I’ve had patients burst into tears in my room because they got discharged from clinic and didn’t know what that meant. Sometimes they’ve been told. Sometimes they haven’t. But the feeling is the same: abandoned.
And because there’s no structure to say what happens next, it falls on us. And if we don’t have answers — or worse, if we do but the patient doesn’t trust them because they didn’t come from a “proper” doctor — then we’re just stuck.
Stuck in the loop. Until the next referral. The next rejection. The next moment of “this isn’t our problem anymore.”
This emotional load is a key contributor to GP burnout and moral injury, exacerbated by poor system coordination and unclear role boundaries.
So here’s a radical thought: what if we stopped punting people back and forth like bureaucratic hot potatoes?
What if, when specialists ran out of options, the answer wasn’t back to GP, but let’s plan this together?
What if we named that end-of-line care? What if we treated long-term management as a shared responsibility — and gave it the time, resources and respect it deserves?
Because right now, it’s the GPs who bleed for it
We deal with the panic, the grief, the rage, the symptoms, the side effects, the aftermath.

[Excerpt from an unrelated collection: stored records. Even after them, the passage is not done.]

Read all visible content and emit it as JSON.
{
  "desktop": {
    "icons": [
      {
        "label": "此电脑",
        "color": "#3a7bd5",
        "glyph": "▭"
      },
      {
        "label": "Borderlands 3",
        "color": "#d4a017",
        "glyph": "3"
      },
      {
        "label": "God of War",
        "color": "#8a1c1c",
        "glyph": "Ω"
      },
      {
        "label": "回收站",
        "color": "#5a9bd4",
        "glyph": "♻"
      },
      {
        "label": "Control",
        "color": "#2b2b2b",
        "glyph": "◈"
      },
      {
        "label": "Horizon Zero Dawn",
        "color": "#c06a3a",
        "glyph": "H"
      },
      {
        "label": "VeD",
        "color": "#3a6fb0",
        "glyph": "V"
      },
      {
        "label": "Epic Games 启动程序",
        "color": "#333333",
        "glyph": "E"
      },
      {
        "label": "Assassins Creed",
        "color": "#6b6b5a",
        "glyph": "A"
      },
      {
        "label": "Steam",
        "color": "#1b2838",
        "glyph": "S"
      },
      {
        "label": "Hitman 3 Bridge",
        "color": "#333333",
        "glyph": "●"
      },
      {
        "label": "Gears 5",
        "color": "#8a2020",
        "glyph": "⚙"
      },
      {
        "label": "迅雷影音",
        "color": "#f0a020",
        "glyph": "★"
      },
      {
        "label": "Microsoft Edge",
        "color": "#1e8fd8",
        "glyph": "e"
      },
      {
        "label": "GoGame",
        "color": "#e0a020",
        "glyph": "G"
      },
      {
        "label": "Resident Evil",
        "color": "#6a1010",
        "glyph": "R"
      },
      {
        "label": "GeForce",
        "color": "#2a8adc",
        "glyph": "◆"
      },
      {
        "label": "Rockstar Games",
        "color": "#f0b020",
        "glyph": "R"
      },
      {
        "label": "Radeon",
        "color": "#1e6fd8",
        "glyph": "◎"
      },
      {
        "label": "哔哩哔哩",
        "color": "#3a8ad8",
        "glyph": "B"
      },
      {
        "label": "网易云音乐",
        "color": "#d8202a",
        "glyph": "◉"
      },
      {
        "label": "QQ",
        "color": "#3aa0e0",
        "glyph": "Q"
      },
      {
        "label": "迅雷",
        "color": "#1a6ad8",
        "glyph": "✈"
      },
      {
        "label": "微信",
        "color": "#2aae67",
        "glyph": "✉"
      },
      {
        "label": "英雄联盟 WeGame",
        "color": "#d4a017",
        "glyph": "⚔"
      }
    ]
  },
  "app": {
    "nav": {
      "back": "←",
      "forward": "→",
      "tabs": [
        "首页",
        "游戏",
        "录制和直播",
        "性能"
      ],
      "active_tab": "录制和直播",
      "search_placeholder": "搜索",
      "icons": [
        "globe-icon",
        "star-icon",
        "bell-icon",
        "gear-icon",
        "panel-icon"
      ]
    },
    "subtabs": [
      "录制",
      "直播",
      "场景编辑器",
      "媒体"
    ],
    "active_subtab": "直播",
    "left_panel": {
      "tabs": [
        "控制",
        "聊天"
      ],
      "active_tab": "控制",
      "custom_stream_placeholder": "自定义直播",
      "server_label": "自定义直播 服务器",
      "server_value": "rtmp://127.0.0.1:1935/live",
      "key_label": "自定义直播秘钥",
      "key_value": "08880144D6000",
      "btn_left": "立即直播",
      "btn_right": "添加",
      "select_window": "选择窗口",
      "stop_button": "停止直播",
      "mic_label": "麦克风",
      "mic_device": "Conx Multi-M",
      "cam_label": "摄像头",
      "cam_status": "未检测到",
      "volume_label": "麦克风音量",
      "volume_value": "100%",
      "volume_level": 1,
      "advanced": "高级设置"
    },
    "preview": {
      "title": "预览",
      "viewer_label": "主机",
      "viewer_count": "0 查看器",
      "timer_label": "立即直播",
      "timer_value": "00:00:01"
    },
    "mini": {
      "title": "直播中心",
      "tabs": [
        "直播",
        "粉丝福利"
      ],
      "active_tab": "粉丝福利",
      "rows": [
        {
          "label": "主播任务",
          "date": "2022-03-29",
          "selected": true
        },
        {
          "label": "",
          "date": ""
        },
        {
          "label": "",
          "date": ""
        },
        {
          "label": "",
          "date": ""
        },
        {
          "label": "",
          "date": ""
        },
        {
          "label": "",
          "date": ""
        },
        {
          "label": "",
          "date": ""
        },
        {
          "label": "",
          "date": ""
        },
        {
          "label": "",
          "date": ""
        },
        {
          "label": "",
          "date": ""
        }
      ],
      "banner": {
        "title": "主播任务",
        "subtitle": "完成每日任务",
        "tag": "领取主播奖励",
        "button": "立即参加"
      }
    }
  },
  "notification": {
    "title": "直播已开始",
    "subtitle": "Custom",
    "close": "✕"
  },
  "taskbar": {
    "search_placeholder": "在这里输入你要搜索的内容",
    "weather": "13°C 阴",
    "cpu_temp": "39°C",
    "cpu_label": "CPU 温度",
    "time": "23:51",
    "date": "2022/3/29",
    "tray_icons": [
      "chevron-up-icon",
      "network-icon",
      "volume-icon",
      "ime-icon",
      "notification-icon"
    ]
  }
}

We explain the letters. We answer the Columbo questions. We get blamed when people feel abandoned, even if we were never part of the plan.
And yes, sometimes we send shit referrals because we don’t have a choice. We’ve tried everything. The patient won’t budge. The guidelines say refer. So we refer. And you bounce it back, pissed off. I get it.
But maybe — maybe — pick up the phone. Or write back with kindness. Assume there’s more to the story than a badly-worded summary.
Because we’d do the same for you. Or at least we should.
TL;DR?
Specialists are vital. But they’re not the end of the road.
If GPs are the glue, then we need specialists to be more than scissors.
Be our backstop. But don’t throw the ball back and run. Help us make a plan. Help us hold the line.
And for fuck’s sake, stop writing “GP to follow-up” like it’s an ending. It’s not. It’s where the real work begins.